Então não vale a pena entrar em pânico.

Não. O que fizemos com a gaiola para os telemóveis foi uma brincadeira. Não estamos a pensar que as pessoas venham a entrar num restaurante e sejam obrigadas a deixar o telemóvel à porta. Poderá fazer-se de vez em quando, mas não é uma prática que seja exequível. E há certas coisas em que o telemóvel nos facilita e nos melhora a vida. Temos é que fazer uma utilização com peso e medida.

Como é que vê, enquanto sociólogo, esta tendência da publicidade utilizar conceitos laterais ao produto. Aqui estamos nós a falar de hábitos de convívio à mesa por causa de uma nova campanha uma marca de iogurtes.

A publicidade criou hábitos nos consumidores e é preciso inovar para criar mensagens diferentes e que acabem por desafiar mais os consumidores. A mensagem muito óbvia funcionava nos anos 50 e 60 mas agora já não funciona. Há uma ideia muito mais ampla da publicidade e associar a ideia de um produto a um estilo de vida, a uma forma de viver cada vez é mais valorizado.

Mas funciona? Na hora da compra eu vou preferir uma marca a outra porque aquela promove os convívios?

Eu creio que há uma associação – a CocaCola foi das primeiras a fazer isso – entre um produto conhecido e certos valores e a certos ideais de vida e isso penso que tem tido resultados genericamente positivos. Depende depois de cada campanha. Mas em geral a publicidade está adaptada ao consumidor de hoje que não quer a mensagem óbvia mas quer pensar um bocado. Estas campanhas permitem às pessoas pensar um bocadinho e não ter a associação óbvia. Acho que é normal a Activia querer associar-se a um modo de vida mais saudável embora isto depende muito dos países.

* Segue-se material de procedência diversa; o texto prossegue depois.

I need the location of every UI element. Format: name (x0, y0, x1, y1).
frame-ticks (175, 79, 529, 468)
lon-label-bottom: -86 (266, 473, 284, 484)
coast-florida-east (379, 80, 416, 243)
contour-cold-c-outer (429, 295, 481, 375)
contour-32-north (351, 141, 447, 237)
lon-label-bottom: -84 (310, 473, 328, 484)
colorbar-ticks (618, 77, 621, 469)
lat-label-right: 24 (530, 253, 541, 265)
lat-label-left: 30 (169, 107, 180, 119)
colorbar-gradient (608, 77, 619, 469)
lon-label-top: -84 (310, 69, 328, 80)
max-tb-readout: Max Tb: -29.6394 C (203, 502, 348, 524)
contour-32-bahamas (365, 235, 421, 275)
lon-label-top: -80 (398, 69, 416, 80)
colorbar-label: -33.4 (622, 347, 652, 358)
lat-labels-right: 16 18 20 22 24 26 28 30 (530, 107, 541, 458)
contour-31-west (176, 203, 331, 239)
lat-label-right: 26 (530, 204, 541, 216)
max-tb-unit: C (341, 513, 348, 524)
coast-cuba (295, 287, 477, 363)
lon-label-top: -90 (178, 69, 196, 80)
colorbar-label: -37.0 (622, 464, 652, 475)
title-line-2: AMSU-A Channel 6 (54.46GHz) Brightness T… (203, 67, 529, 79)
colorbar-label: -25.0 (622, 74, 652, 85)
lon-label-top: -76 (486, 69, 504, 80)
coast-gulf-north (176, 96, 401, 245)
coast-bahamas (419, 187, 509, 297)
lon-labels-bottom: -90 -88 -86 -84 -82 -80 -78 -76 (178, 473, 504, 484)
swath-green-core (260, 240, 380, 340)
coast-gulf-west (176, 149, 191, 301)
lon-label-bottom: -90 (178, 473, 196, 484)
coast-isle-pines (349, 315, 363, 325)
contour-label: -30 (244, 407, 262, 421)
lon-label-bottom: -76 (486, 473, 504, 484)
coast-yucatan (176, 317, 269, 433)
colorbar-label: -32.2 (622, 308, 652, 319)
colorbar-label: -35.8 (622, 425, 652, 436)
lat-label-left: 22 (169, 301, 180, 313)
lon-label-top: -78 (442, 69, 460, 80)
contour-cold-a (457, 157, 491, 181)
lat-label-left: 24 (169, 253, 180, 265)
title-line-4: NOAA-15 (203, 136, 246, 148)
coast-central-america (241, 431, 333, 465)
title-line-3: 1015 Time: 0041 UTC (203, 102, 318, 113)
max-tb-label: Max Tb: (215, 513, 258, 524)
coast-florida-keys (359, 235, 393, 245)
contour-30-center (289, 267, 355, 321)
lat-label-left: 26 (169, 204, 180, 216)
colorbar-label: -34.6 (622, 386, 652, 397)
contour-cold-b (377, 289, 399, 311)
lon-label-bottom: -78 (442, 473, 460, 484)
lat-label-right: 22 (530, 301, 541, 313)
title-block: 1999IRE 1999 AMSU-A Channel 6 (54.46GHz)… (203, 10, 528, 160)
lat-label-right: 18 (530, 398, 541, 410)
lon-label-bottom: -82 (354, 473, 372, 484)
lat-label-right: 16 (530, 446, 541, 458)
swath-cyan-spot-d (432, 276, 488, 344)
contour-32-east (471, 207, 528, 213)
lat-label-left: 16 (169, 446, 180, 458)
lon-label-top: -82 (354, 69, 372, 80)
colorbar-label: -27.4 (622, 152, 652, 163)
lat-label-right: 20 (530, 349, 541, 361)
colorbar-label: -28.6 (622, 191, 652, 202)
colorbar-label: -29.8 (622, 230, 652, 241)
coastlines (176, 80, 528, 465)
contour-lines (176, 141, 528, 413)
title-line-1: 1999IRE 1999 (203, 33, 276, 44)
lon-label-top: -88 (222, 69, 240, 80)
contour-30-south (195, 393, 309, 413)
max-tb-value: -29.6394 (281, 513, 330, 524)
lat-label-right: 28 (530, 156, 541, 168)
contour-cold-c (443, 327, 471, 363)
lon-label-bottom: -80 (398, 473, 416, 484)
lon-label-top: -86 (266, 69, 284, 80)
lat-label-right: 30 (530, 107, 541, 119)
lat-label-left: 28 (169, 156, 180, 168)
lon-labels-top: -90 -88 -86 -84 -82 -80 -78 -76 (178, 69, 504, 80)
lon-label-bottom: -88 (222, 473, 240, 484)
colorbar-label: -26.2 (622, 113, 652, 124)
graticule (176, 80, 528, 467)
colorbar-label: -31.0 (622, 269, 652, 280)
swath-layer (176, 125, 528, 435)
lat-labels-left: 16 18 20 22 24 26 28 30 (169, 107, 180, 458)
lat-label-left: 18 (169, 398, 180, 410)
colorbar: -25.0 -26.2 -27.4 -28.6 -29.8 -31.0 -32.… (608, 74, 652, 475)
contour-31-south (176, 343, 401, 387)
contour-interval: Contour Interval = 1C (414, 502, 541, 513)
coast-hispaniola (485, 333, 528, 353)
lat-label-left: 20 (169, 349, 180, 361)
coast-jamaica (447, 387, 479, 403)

Esta campanha vai ser mais eficaz para as pessoas de Lisboa que, como refere o estudo, têm hábitos mais europeus ou para as do Porto e do Alentejo onde os hábitos de convívio ainda são muito importantes? Estas não vão dizer ‘nós já fazemos isto’?

Acho que esta campanha tem uma lógica bastante europeia, vejo que ela faz muito sentido do ponto de vista internacional e em Portugal parece-me que ela faz muito mais sentido em Lisboa. Penso que noutras zonas do País, pelo que observámos, não é uma questão que seja tão relevante porque as pessoas têm hábitos mais tradicionais. Penso que funcionará melhor para Lisboa, sim.